The optimism bias recorded for projects in several recent studies have proved that there is a tendency for project managers and project owners to underestimate costs and time, and overestimate benefits for a project.
Failure to consider and actively manage the causes of optimism bias tends to result in an accumulation of unforeseen cost and time overruns, and benefit shortfalls. However, by developing strategies for the effective management of project risk areas, it is possible to reduce the optimism bias and raise confidence levels in project estimates.
The reduction in optimism bias with time, as observed in the Mott MacDonald study, is most likely attributed to the introduction of risk management, improved procurement practices (based on greater diligence at the project definition stage), partnering, more controlled cost monitoring, value management, and the application of concurrent engineering.

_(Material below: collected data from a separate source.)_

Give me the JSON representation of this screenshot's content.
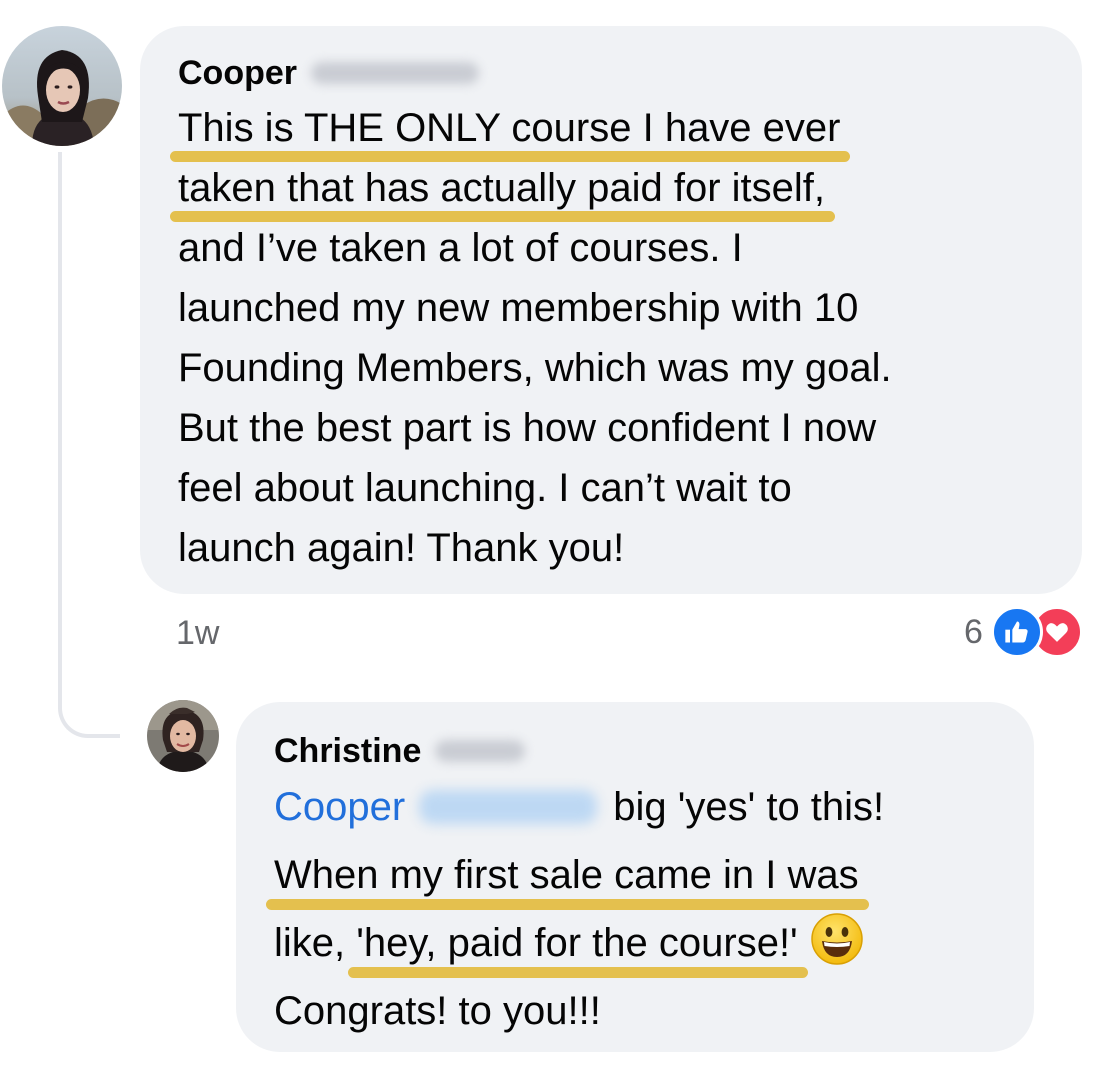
{
  "comment": {
    "author_first_name": "Cooper",
    "body_lines": [
      "This is THE ONLY course I have ever",
      "taken that has actually paid for itself,",
      "and I’ve taken a lot of courses. I",
      "launched my new membership with 10",
      "Founding Members, which was my goal.",
      "But the best part is how confident I now",
      "feel about launching. I can’t wait to",
      "launch again! Thank you!"
    ],
    "timestamp": "1w",
    "reaction_count": "6",
    "reaction_icons": [
      "like-icon",
      "love-icon"
    ]
  },
  "reply": {
    "author_first_name": "Christine",
    "mention_first_name": "Cooper",
    "line1_after_mention": "big 'yes' to this!",
    "line2": "When my first sale came in I was",
    "line3_prefix": "like, ",
    "line3_highlight": "'hey, paid for the course!'",
    "line3_emoji": "grinning-face-emoji",
    "line4": "Congrats! to you!!!"
  },
  "colors": {
    "bubble_bg": "#f0f2f5",
    "highlight": "#e4c04e",
    "mention": "#216fdb",
    "meta_text": "#65676b",
    "like": "#1877f2",
    "love": "#f33e58"
  }
}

The Mott MacDonald study has strongly indicated that the most important contributing factor to optimism bias was the inadequacy of the business case (e.g. project scope not clearly defined and/or stakeholders' interests not addressed). Appropriate emphasis should be applied to reviewing the project objectives, scope, specifications and definitions detailed in the business case to ensure they are fully comprehensive and address the holistic project requirements in the short, medium and long term.
The application of current industry best practices, recognised strategies to manage all project risk areas and effective project management will reduce the optimism bias recorded in future projects. This study recommends that prudent levels of optimism bias should be assumed in project costs and time estimates until good practice in procurement has been demonstrated and independently verified.